"Encore aujourd'hui, il y a un moment de la journée où je pense au camp... C'est souvent le soir, avant de m'endormir", confiait en 2017 à l'AFP la dame centenaire, assise dans un fauteuil du séjour de son appartement donnant sur les champs et les coteaux champenois d'Epernay.
Coquette pour recevoir, enjouée pour deviser, la mémoire au garde-à-vous et le regard perçant propre aux fortes têtes, elle avait fait de la dérision son arme ultime, persuadée que "l'humour, ça aide à vivre".
En 2017, elle avait été élevée grand officier dans l'ordre de la Légion d'honneur, une distinction supplémentaire pour son engagement résistant puis citoyen.
Benjamine d'une famille de sept frères et sœurs, elle fut institutrice à Gionges, un village viticole près d'Epernay où elle officiait aussi comme secrétaire de mairie, poste-clé qui lui permit d'intégrer le réseau de résistance Possum.
Sa mission: fabriquer de faux papiers pour des Juifs, des hommes fuyant le STO (service du travail obligatoire) en Allemagne ou des prisonniers de guerre évadés que son frère Georges - mort en déportation en 1945 - cachait dans sa ferme. "Il me disait +j'ai encore un gars+, alors j'opérais en conséquence", expliquait celle qui s'est engagée en 1940 dans cette "tricherie honnête" sans se poser "aucune question".
Cerveau "en guenilles"
La combine dure jusqu'au 19 juin 1944, lorsque la Gestapo vient l'arrêter pendant sa classe, signant le prologue d'un périple inimaginable pour cette jeune femme d'alors 28 ans.
Après un passage à la prison de Châlons-en-Champagne puis au camp de Neue Bremm près de Sarrebruck, dans le sud-ouest de l'Allemagne, Yvette Lundy est réduite au matricule 47360 dans celui de Ravensbrück, seul réservé aux femmes et aux enfants, dans lequel environ 130.000 personnes seront déportées.
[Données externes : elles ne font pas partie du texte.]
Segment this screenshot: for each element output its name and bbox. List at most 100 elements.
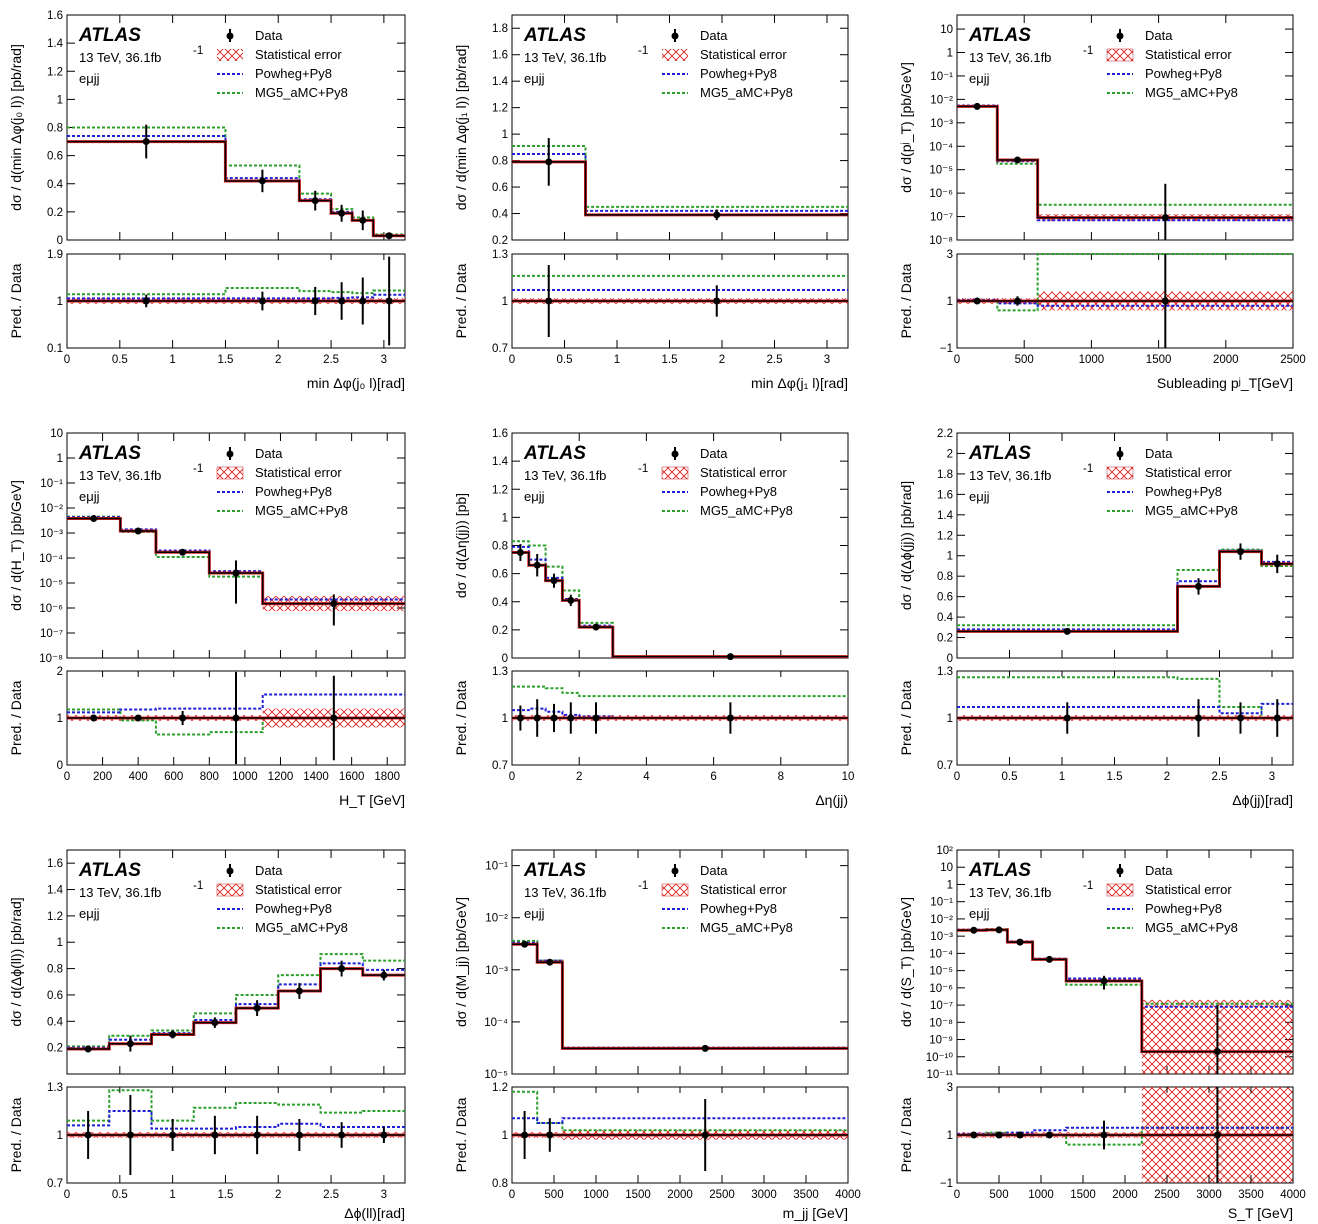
ratio-data-point xyxy=(359,297,367,305)
legend-powheg-label: Powheg+Py8 xyxy=(255,66,332,81)
x-tick-label: 1 xyxy=(169,1189,175,1201)
legend-data-label: Data xyxy=(700,28,728,43)
ratio-data-point xyxy=(1016,1131,1024,1139)
data-point xyxy=(338,209,346,217)
data-point xyxy=(1273,560,1281,568)
y-tick-label: 0.6 xyxy=(492,182,508,194)
y-tick-label: 10⁻³ xyxy=(930,118,953,130)
energy-label: 13 TeV, 36.1fb xyxy=(524,468,606,483)
channel-label: eμjj xyxy=(79,906,100,921)
lumi-unit-exponent: -1 xyxy=(193,880,203,892)
channel-label: eμjj xyxy=(524,71,545,86)
x-tick-label: 1000 xyxy=(1028,1189,1054,1201)
legend-stat-swatch xyxy=(217,49,243,61)
y-tick-label: 0 xyxy=(947,653,953,665)
y-tick-label: 10⁻⁷ xyxy=(930,1000,953,1012)
x-tick-label: 1.5 xyxy=(217,1189,233,1201)
data-point xyxy=(1013,156,1021,164)
ratio-mg5-line xyxy=(957,676,1293,719)
x-tick-label: 1500 xyxy=(625,1189,651,1201)
legend-mg5-label: MG5_aMC+Py8 xyxy=(255,920,348,935)
x-tick-label: 3500 xyxy=(793,1189,819,1201)
data-point xyxy=(567,596,575,604)
x-tick-label: 2.5 xyxy=(323,354,339,366)
y-axis-label: dσ / d(min Δφ(j₀ l)) [pb/rad] xyxy=(8,44,24,211)
ratio-data-point xyxy=(521,1131,529,1139)
energy-label: 13 TeV, 36.1fb xyxy=(79,885,161,900)
atlas-label: ATLAS xyxy=(78,860,141,881)
x-tick-label: 10 xyxy=(842,771,855,783)
x-axis-label: m_jj [GeV] xyxy=(783,1205,848,1221)
y-axis-label: dσ / d(M_jj) [pb/GeV] xyxy=(453,897,469,1027)
x-tick-label: 1800 xyxy=(374,771,400,783)
legend-stat-label: Statistical error xyxy=(1145,465,1232,480)
ratio-data-point xyxy=(84,1131,92,1139)
y-tick-label: 1.6 xyxy=(937,489,953,501)
x-tick-label: 3 xyxy=(381,354,387,366)
y-axis-label: dσ / d(Δη(jj)) [pb] xyxy=(453,493,469,598)
x-axis-label: min Δφ(j₀ l)[rad] xyxy=(307,375,405,391)
ratio-mg5-line xyxy=(67,1089,405,1122)
y-tick-label: 1.8 xyxy=(492,23,508,35)
ratio-y-axis-label: Pred. / Data xyxy=(453,680,469,755)
y-tick-label: 1 xyxy=(57,453,63,465)
ratio-y-axis-label: Pred. / Data xyxy=(898,263,914,338)
y-tick-label: 10⁻³ xyxy=(485,965,508,977)
data-point xyxy=(1237,548,1244,556)
energy-label: 13 TeV, 36.1fb xyxy=(79,50,161,65)
y-tick-label: 0.2 xyxy=(937,633,953,645)
x-axis-label: min Δφ(j₁ l)[rad] xyxy=(751,375,848,391)
ratio-data-point xyxy=(550,714,558,722)
data-point xyxy=(179,548,187,556)
ratio-data-point xyxy=(592,714,600,722)
y-tick-label: 1 xyxy=(57,937,63,949)
ratio-y-tick-label: 3 xyxy=(947,249,953,261)
y-tick-label: 1.2 xyxy=(47,911,63,923)
x-tick-label: 4000 xyxy=(835,1189,861,1201)
ratio-y-axis-label: Pred. / Data xyxy=(898,1097,914,1172)
legend-data-marker xyxy=(226,32,234,40)
legend-stat-label: Statistical error xyxy=(255,882,342,897)
lumi-unit-exponent: -1 xyxy=(1083,463,1093,475)
data-point xyxy=(546,958,554,966)
ratio-y-tick-label: 0 xyxy=(57,760,63,772)
ratio-y-tick-label: −1 xyxy=(940,1178,953,1190)
ratio-powheg-line xyxy=(512,1117,848,1124)
ratio-data-point xyxy=(1100,1131,1108,1139)
y-tick-label: 10⁻⁸ xyxy=(39,653,63,665)
data-point xyxy=(142,138,150,146)
y-tick-label: 10⁻⁴ xyxy=(484,1017,508,1029)
y-tick-label: 0.4 xyxy=(492,209,509,221)
y-tick-label: 10 xyxy=(940,862,953,874)
legend-stat-swatch xyxy=(661,466,689,480)
x-tick-label: 3 xyxy=(381,1189,387,1201)
x-tick-label: 3500 xyxy=(1238,1189,1264,1201)
channel-label: eμjj xyxy=(524,489,545,504)
y-axis-label: dσ / d(min Δφ(j₁ l)) [pb/rad] xyxy=(453,45,469,211)
ratio-data-point xyxy=(126,1131,134,1139)
legend-mg5-label: MG5_aMC+Py8 xyxy=(1145,920,1238,935)
y-tick-label: 1.4 xyxy=(47,885,64,897)
lumi-unit-exponent: -1 xyxy=(1083,880,1093,892)
data-point xyxy=(973,102,981,110)
channel-label: eμjj xyxy=(79,489,100,504)
ratio-data-point xyxy=(211,1131,219,1139)
legend-stat-label: Statistical error xyxy=(700,465,787,480)
ratio-data-point xyxy=(385,297,393,305)
y-tick-label: 10⁻¹ xyxy=(930,897,953,909)
ratio-y-tick-label: 1 xyxy=(947,713,953,725)
ratio-y-tick-label: 0.7 xyxy=(492,343,508,355)
data-point xyxy=(169,1030,177,1038)
data-histogram-line xyxy=(957,550,1293,633)
y-tick-label: 10⁻² xyxy=(40,503,63,515)
legend-data-marker xyxy=(1116,32,1124,40)
legend-stat-swatch xyxy=(662,49,688,61)
lumi-unit-exponent: -1 xyxy=(1083,45,1093,57)
legend-data-label: Data xyxy=(255,28,283,43)
ratio-y-axis-label: Pred. / Data xyxy=(8,680,24,755)
mg5-series-line xyxy=(512,145,848,208)
ratio-data-point xyxy=(295,1131,303,1139)
x-tick-label: 0 xyxy=(509,1189,515,1201)
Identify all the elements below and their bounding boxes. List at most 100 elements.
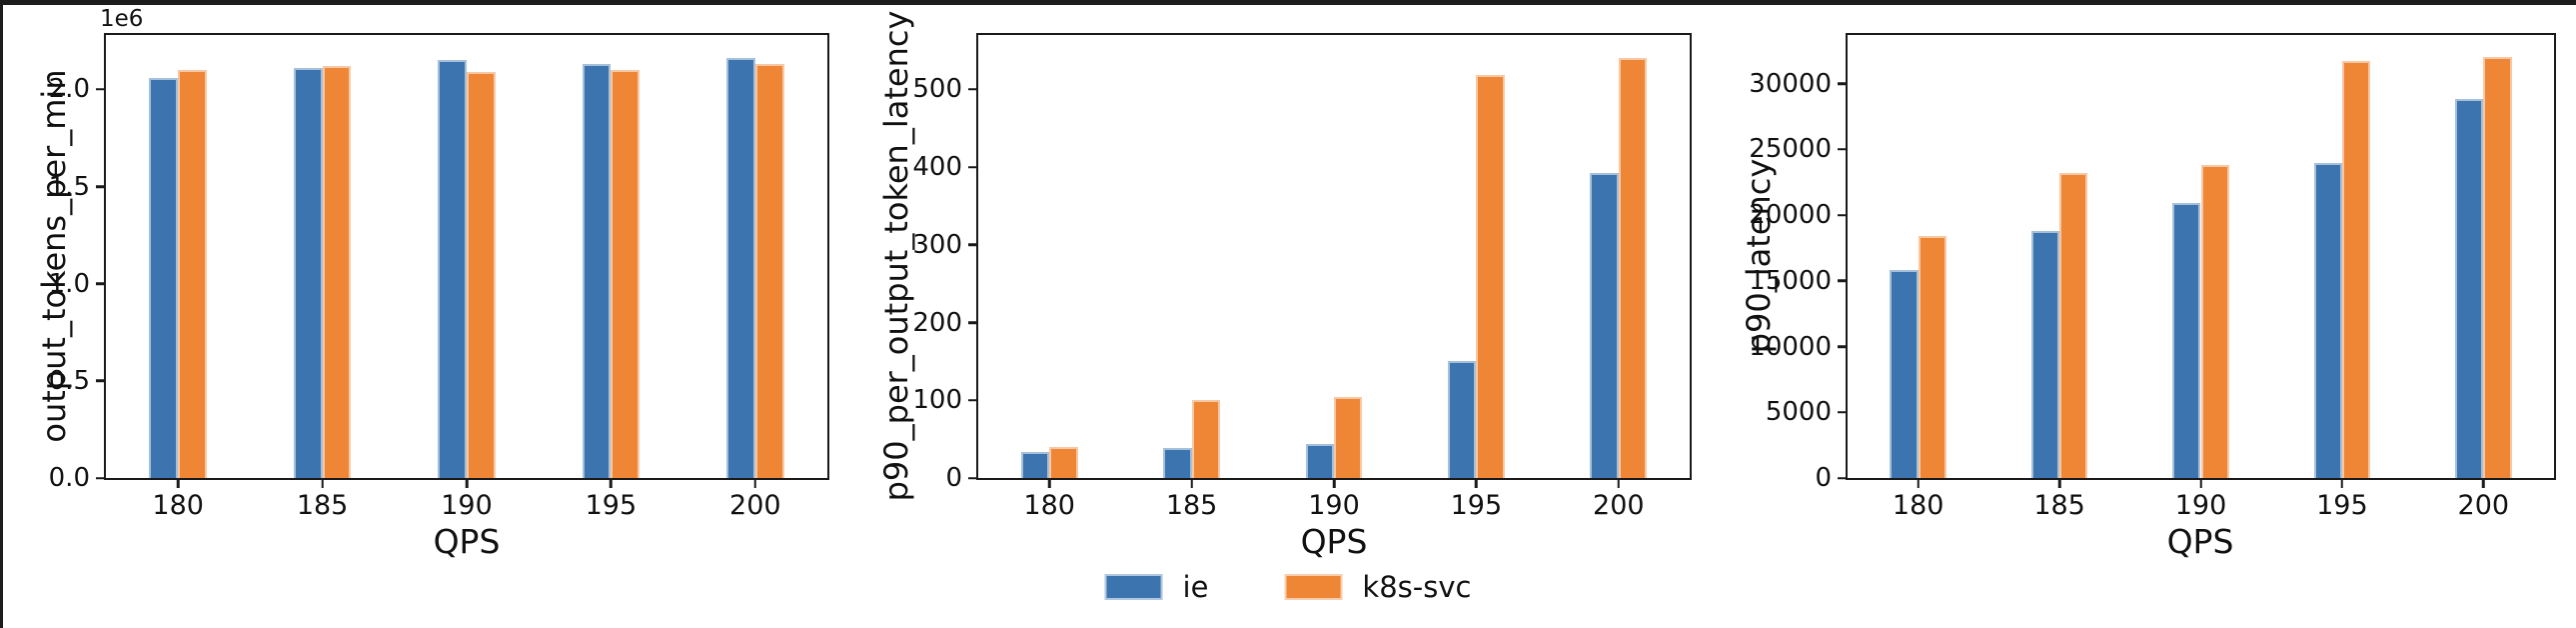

En passant le portail de ce camp nazi à 80 km au nord de Berlin, elle sent "une chape de plomb" lui tomber sur les épaules, incrédule face à la déshumanisation dès l'arrivée des détenues, forcées de se déshabiller devant les S.S.
"Le corps est nu et le cerveau tout à coup est en guenilles: on est comme un trou, un trou plein de vide, et si on regarde autour, c'est encore du vide", confiait Yvette.
Sa constitution "assez robuste" et son caractère coriace l'aident à survivre dans ce "trou d'enfer" caractérisé par le travail harassant, "les chiens et les bâtons qui font partie de l'ordinaire", l'épuisement et la mort prompte à emporter les plus faibles.
Finalement affectée dans un Kommando près de Weimar, elle est libérée par l'armée russe le 21 avril 1945 et réussit à regagner la France par avion, au terme d'un parcours retracé dans son livre "Le Fil de l'araignée".
"Miracle"
A la Libération, elle choisit d'abord de se taire devant une partie de sa famille qui croit cette survivante de l'indicible, comme tant d'autres, "déboussolée".
Mais dès 1959, poussée par l'Education nationale, elle intervient dans les écoles pour témoigner, répétant l'exercice devant des centaines d'élèves, surtout des collégiens français, parfois allemands, convaincue qu'ils ont compris "le drame" de la guerre et du nazisme.
Ses conférences ont cessé en 2017, mais des jeunes venaient encore lui rendre visite dans sa résidence pour seniors, pour lui poser des questions.
Interrogé par l'AFP sur la popularité d'Yvette Lundy, Franck Leroy, maire divers droite d'Epernay qui la connaissait depuis 29 ans, estime que "partout où elle est passée, elle a marqué les esprits. Elle a toujours eu cette vivacité intellectuelle, cette exigence morale avec des valeurs sur lesquelles on ne transige pas".
Estimant qu'"en revenir, c'est un miracle", Yvette Lundy n'était jamais retournée à Ravensbrück, par crainte d'être "trop chiffonnée".
Son précepte intemporel? "Demandez toujours: où allons-nous ? Avec qui? Que ferons-nous? Chacun a un devoir de responsabilité, si jeune soit-il."